Wilfrid pressed her hand. As she was going, the springs of kindness in his heart caused him to say "Forgive me, if I seemed rough."
"Yes, dear Wilfrid; even brutality, rather than your exultation over the wreck of what was noble in you."
With which phrase Cornelia swept from the room.
CHAPTER XVI
"Seen Wilfrid?" was Mr. Pole's first cheery call to his daughters, on his return. An answer on that head did not seem to be required by him, for he went on: "Ah the boy's improved. That place over there, Stornley, does him as much good as the Army did, as to setting him up, you know; common sense, and a ready way of speaking and thinking. He sees a thing now. Well, Martha, what do you,--eh? what's your opinion?"
Mrs. Chump was addressed. "Pole," she said, fanning her cheek with vehement languor, "don't ask me! my heart's gone to the young fella."
In pursuance of a determination to which the ladies of Brookfield had come, Adela, following her sprightly fancy, now gave the lead in affability toward Mrs. Chump.
"Has the conqueror run away with it to bury it?" she laughed.
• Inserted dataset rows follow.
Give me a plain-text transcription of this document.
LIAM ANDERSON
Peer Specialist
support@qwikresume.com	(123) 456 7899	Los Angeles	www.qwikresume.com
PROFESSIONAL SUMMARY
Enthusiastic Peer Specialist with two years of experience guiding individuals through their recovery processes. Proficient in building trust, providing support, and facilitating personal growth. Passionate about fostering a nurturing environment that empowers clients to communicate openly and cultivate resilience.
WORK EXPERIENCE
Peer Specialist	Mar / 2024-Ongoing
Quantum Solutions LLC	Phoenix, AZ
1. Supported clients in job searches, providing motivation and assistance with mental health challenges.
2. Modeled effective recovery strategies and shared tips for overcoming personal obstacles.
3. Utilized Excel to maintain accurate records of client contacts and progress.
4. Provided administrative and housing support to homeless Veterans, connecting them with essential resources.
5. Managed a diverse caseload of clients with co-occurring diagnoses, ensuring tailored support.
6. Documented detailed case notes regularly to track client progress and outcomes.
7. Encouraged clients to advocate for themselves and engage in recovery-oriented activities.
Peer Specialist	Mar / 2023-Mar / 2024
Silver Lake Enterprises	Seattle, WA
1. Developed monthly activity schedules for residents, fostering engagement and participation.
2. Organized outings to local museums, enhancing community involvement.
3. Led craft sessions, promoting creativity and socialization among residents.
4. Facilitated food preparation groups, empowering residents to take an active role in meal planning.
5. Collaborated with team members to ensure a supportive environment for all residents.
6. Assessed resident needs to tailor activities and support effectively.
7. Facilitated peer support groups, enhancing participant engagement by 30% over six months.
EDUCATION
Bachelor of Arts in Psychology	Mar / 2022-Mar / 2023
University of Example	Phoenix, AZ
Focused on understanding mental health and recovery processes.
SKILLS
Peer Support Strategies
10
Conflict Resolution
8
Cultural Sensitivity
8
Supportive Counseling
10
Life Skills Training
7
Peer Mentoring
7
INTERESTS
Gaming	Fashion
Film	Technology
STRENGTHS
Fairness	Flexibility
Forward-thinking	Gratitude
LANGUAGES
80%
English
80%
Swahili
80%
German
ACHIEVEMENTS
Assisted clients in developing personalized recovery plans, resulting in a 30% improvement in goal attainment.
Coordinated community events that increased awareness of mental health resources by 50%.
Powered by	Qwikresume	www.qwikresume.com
"Och! won't he know what it is to be a widde!" cried Mrs. Chump. "A widde's heart takes aim and flies straight as a bullet; and the hearts o' you garls, they're like whiffs o' tobacca, curlin' and wrigglin' and not knowin' where they're goin'. Marry 'em, Pole! marry 'em!" Mrs. Chump gesticulated, with two dangling hands. "They're nice garls; but, lord! they naver see a man, and they're stuputly contented, and want to remain garls; and, don't ye see, it was naver meant to be? Says I to Mr. Wilfrud (and he agreed with me), ye might say, nice sour grapes, as well as nice garls, if the creatures think o' stoppin' where they are, and what they are. It's horrud; and, upon my honour, my heart aches for 'm!"
Mr. Pole threw an uneasy side-glance of inquisition at his daughters, to mark how they bore this unaccustomed language, and haply intercede between the unworthy woman and their judgement of her. But the ladies merely smiled. Placidly triumphant in its endurance, the smile said: "We decline even to feel such a martyrdom as this."
"Well, you know, Martha; I," he said, "I--no father could wish--eh? if you could manage to persuade them not to be so fond of me. They must think of their future, of course. They won't always have a home--a father, a father, I mean. God grant they may never want!--eh? the dinner; boh! let's in to dinner. Ma'am!"
He bowed an arm to Mrs. Chump, who took it, with a scared look at him: "Why, if ye haven't got a tear in your eye, Pole?"